Flotsam said:
I just assumed that it was the same Polymax emulsion on either a single or double weight base.
It is -- but like coating a film emulsion on a different base, and unlike (as I've been corrected on) coating the same Tri-X R or Plus-X R (you're right, Helen, it's the reversal version in Super-8 -- but that version is also sold in 16 mm and 35 mm; it's just the negative version that isn't in Super-8) on the same base and slitting/perfing for different formats, the single and double weight have to be coated separately. That means it costs relatively more to carry two weights in the same emulsion for paper than it does to carry multiple film formats of the same emulsion/base combination in film, and the single-weight has to stand or fall with less support from other base products that use the same coating.
Yes, there is a cost associated with making Super-8 cartridges -- but injection molded plastic parts made in quantity can cost less than a penny each in the size of cartridge shell halves; the film in the cartridge costs at least 10 times what the shell does, at the manufacturer level. Cost of the film, though, is dependent on how much is coated at once, how long it keeps, and how much is sold.

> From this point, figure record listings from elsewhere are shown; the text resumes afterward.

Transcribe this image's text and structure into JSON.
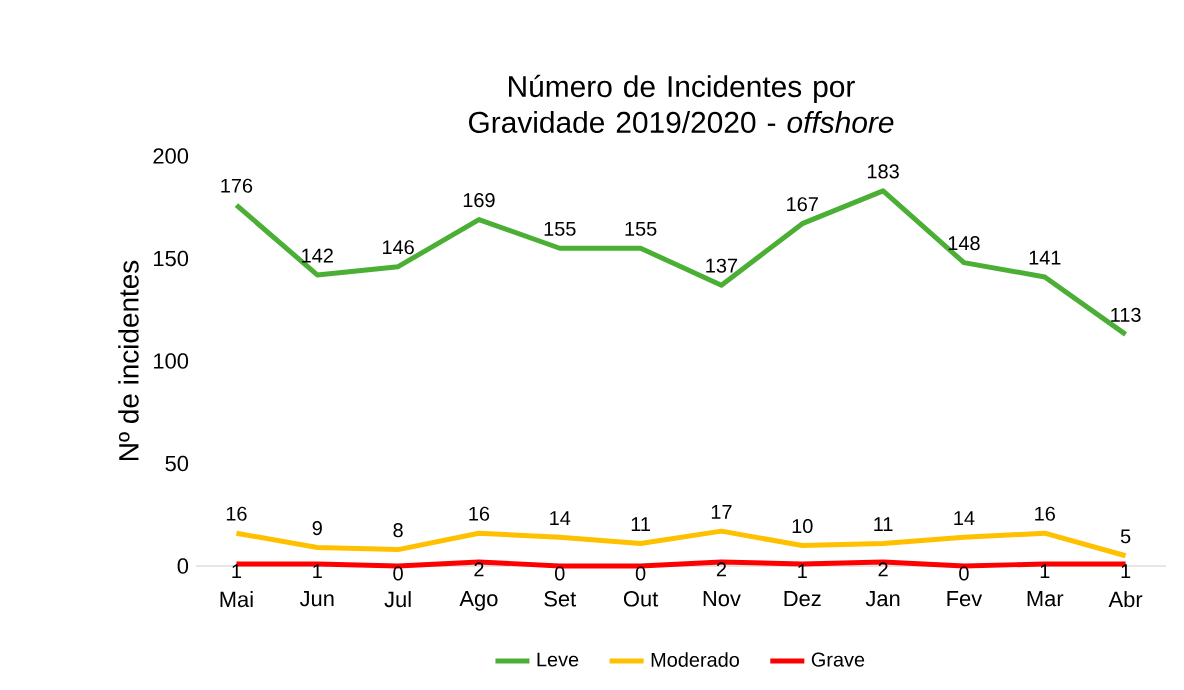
{
  "chart_data": {
    "type": "line",
    "title": "Número de Incidentes por Gravidade 2019/2020 - *offshore*",
    "ylabel": "Nº de incidentes",
    "categories": [
      "Mai",
      "Jun",
      "Jul",
      "Ago",
      "Set",
      "Out",
      "Nov",
      "Dez",
      "Jan",
      "Fev",
      "Mar",
      "Abr"
    ],
    "series": [
      {
        "name": "Leve",
        "color": "#4caf35",
        "values": [
          176,
          142,
          146,
          169,
          155,
          155,
          137,
          167,
          183,
          148,
          141,
          113
        ]
      },
      {
        "name": "Moderado",
        "color": "#ffc000",
        "values": [
          16,
          9,
          8,
          16,
          14,
          11,
          17,
          10,
          11,
          14,
          16,
          5
        ]
      },
      {
        "name": "Grave",
        "color": "#ff0000",
        "values": [
          1,
          1,
          0,
          2,
          0,
          0,
          2,
          1,
          2,
          0,
          1,
          1
        ]
      }
    ],
    "ylim": [
      0,
      200
    ],
    "yticks": [
      0,
      50,
      100,
      150,
      200
    ],
    "data_labels": true,
    "legend": "bottom",
    "grid": false,
    "marker": "none",
    "line_style": "solid"
  }
}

Paper is more of a niche item than film, precisely because film is used for motion pictures (which burn a huge amount relative to our still image use); paper doesn't keep as well as film (especially modern papers with developer incorporated), and the single-weight Polymax is as much a separate product from other papers as T-Max 100 on glass plates was from T-Max 100 4x5 film. Continued coating of TMX emulsion on 4x5 sheet film did nothing to keep up production of the glass plates.